Food & Travel Guide to the Gili Islands, Lombok – What to See, Eat & Do

Indonesia

Entering the southern port of Gili Trawangan is like stepping into a bazaar. Beachgoers cycle past even more beachgoers in their flip flops, their faces flushed pink from the sun. Musicians are playing reggae music to people lounging on beanbags, their feet stretched out on the sand. The music mingles with the smoke floating from the squids and tuna being grilled at restaurants decorated with seashell ornaments. We are being driven to the north by a horse trotting on the ground that changes from sand to deep red earth again and again to no particular rhythm. Closer to the north, the sounds of civilisation dissipate, replaced by cicadas and crowing chickens. Finally we pull up in front of our hotel and the ocean comes into full view. We kick off our sandals and sink into the water, almost forgetting that it’s time for dinner

FOOD 

In a way, the food on Gili Trawangan reflects the people who had come, loved and stayed. One day, we are having tagliatelle with tuna and homemade gnocchi at My House. On another, we are having skewered seafood slathered in tomato sauce at Warung Jaman Now. At the Caribbean Casa Vintage Beach, we are having cassava wedges when we find out that “The dumplings are sold out.” As we are having jerk chicken and fish stew, the waiters carry more plates to our table that is already overflowing with food. Did they misunderstand our orders? To our astonished eyes, they burst out laughing and chuckle, “Joke, it’s a joke.” We join in the laughter when we realise the meaning of it all. Island life can be pleasantly unserious.

BOAT TRIP

An early morning wake up call leads to a boat ride around the three islands with Babas and Sukry from Gili Bahari Cruise. We can’t resist plunging into the clear water for a swim before emerging for grilled bananas drizzled with tahini on toasts. It didn’t take long for us to reach Gili Meno where the ocean is met by the softest, whitest sand. I like beaches like this. It’s just bliss rolling around in the spotless sand and sea. On the way back, Babas picks up a conch from the water. After examining it, he says, “We have to throw it back. It’s too small.” It’s no wonder that the turtles love the sparkling waters of the Gilis. 

SUMI SATE

It was a rainy day when we found ourselves at Sumi Sate. A makeshift stall that had pots of boiling bakso soup and sates cooking on charcoal.
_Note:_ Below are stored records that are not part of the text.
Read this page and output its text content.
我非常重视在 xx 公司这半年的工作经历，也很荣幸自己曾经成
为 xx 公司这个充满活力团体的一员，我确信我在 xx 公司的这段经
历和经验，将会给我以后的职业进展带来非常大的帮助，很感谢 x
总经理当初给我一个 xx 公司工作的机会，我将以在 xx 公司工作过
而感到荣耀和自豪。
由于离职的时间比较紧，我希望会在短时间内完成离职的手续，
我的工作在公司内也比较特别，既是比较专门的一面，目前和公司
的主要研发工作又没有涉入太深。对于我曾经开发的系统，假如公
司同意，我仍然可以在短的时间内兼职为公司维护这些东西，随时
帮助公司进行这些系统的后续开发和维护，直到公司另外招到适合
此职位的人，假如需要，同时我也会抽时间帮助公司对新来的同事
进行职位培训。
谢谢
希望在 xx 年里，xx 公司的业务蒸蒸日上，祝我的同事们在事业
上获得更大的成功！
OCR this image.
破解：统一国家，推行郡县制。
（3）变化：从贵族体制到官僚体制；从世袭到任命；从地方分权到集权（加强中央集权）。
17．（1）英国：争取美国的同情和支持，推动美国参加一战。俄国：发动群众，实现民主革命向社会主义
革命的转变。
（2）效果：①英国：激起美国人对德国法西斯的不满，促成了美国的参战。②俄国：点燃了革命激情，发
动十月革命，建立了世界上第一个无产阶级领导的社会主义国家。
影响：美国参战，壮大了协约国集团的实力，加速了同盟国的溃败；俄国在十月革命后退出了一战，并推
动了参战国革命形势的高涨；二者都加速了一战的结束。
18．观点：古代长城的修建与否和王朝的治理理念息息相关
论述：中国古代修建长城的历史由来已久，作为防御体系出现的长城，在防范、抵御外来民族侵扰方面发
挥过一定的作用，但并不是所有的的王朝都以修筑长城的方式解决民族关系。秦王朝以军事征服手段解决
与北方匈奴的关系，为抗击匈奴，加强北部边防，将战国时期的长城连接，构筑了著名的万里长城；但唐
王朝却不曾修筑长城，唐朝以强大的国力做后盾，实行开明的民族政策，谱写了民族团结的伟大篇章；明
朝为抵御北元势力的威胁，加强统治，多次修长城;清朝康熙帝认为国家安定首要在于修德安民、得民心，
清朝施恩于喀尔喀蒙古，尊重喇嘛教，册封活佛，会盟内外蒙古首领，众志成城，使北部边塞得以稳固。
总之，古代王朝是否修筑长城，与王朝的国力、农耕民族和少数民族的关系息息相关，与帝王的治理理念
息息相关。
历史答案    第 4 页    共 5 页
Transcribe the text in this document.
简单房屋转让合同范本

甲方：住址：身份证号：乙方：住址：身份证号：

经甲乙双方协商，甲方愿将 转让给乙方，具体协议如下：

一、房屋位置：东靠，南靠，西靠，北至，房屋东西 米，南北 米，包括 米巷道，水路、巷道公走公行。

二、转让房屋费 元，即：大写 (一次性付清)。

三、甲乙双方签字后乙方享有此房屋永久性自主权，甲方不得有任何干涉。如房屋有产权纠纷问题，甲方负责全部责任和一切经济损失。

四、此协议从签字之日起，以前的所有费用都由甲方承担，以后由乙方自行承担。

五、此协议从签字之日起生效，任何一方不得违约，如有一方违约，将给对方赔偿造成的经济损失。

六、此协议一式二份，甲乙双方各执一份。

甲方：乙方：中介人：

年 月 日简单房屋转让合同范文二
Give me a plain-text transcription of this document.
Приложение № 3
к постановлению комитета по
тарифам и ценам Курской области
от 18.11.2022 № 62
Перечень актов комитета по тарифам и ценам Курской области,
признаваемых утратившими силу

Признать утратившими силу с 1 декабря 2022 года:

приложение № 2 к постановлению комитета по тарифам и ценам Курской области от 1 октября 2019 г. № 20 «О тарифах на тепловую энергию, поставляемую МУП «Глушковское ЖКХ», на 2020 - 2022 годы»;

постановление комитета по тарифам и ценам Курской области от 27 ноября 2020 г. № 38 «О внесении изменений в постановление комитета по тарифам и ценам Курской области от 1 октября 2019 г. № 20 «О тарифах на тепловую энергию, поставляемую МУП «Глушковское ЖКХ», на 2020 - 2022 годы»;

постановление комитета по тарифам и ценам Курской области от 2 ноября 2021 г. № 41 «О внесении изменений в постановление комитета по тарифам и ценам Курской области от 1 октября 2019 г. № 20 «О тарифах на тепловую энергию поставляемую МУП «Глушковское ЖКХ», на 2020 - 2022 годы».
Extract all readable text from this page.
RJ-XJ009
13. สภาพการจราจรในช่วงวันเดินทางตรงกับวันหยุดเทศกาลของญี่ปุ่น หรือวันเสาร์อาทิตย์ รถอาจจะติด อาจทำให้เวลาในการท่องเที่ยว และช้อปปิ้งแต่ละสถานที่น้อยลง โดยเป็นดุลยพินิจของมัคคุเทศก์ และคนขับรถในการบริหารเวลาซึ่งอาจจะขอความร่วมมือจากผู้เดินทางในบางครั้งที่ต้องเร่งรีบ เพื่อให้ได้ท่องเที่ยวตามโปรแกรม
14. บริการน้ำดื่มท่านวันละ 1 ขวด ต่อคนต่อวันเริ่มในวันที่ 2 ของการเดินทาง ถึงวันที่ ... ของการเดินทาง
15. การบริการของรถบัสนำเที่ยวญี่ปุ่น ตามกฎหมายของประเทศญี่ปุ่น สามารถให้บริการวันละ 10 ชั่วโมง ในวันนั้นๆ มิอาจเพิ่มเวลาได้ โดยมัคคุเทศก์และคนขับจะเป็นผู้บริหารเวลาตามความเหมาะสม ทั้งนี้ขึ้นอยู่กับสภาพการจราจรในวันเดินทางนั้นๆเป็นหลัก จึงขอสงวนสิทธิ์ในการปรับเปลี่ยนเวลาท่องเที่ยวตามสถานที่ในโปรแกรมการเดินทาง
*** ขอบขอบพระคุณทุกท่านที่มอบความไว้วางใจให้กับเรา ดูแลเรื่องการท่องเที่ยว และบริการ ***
That day, even the rain could not dampen the charcoal fire that was sizzling the rows of chicken and beef skewered on bamboo sticks. We could never forget this meal, the best – in our opinion – of the island. For me, it was the sate dipped in the smooth-as-butter peanut sauce. As for Roy, the bakso won his heart. 

NERO NORTH 

Our mornings are spent at the beach in front of Nero North swimming with the turtles as they breakfast on coral reefs. We do our best to idle our time away on the beach, having a glass of papaya juice or two. By the time we get up from the water, we are ready for our own breakfast of mee goreng and poached eggs on spinach toasts which lasts until the afternoon sun makes it too glaring to head to the beach. I can’t think of a better way to spend a morning at the Gilis.